I have been a journal writer for a long time. Though I have heard about ebloggs a couple of years ago, I didn’t think it was for me. But I have a nomad spirit and I have moved away from that thought. And here I am jumping into the web ready to share my previous experiences, read others, and learn from this new experience.
My journal writing has focused in a variety of topics. It started as a research journal, a dissertation biography of my doctoral dissertation in sociology. Then it focused on my cultural journey through the United States as a graduate student and the process of becoming cosmopolitan, and reflecting from a distance about my Bolivian identity. Then, once I came back to Bolivia, my ruminations focused on the process of becoming local and the tensions between my acquired cosmopolitan self and the recovery of my local identify and self.
My experience isn’t probably unique, but rather another expression of our present global condition characterized by the mobility of “humanscapes”. So in this page I will basically address issues of becoming negotiating with other and our own cultures.

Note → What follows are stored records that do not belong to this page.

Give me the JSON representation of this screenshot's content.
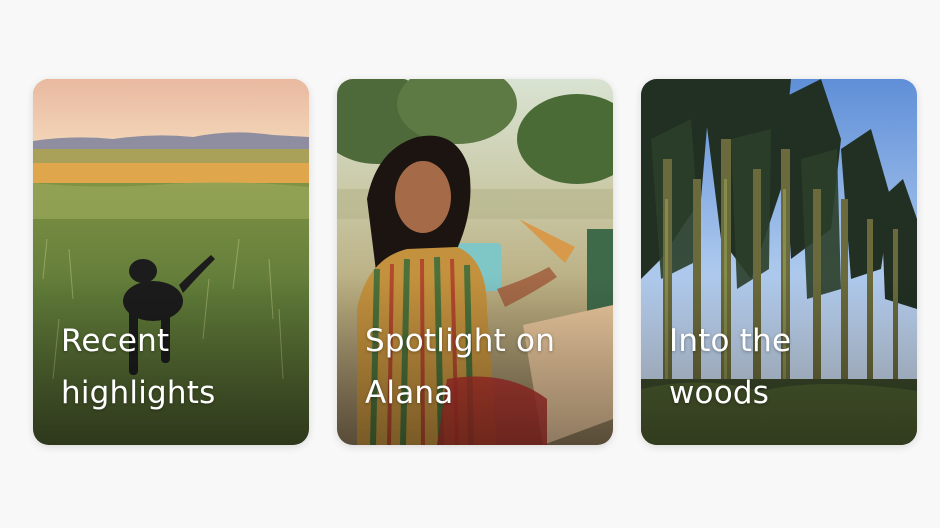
{
  "cards": [
    {
      "title": "Recent\nhighlights",
      "image": "dog-in-meadow-photo"
    },
    {
      "title": "Spotlight on\nAlana",
      "image": "woman-eating-pizza-photo"
    },
    {
      "title": "Into the\nwoods",
      "image": "pine-forest-photo"
    }
  ],
  "colors": {
    "background": "#f8f8f8",
    "title_text": "#ffffff"
  }
}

Though my home language is Spanish, I decided to keep this page in English for a simple reason. I few years ago, a Yugoslavian friend of mine asked me, why I kept a journal in English. I didn’t have an answer and replied recalling an anonymous saying written in my personal phone directory book: “Learn a new language and get a new soul”. Learning English allowed me to access to a deeply buried dimension of my own self. I came from an oral tradition. I was born in Bolivia, where Spanish is also a colonial language which probably didn’t fully expressed my own self and genes. I am cultural mestizo, so Spanish only expressed a part of my self, leaving aside another part of my self and identity. Though I understand and speak Quechua almost fluently, I have never learned to write it. So within the dialectics of Spanish and Quechua, I probably found a creative synthesis in a third language, English. So, English became the language to express my soul, and that is what I have been doing in my diaries the last ten years or so.
Welcome to DIONISIACOS. As suggested in the title, this isn’t only my page, but a page of all of you that have Dionysian identities and are always moving “away from here”, “always away from here” (Kafka, “My Destination”).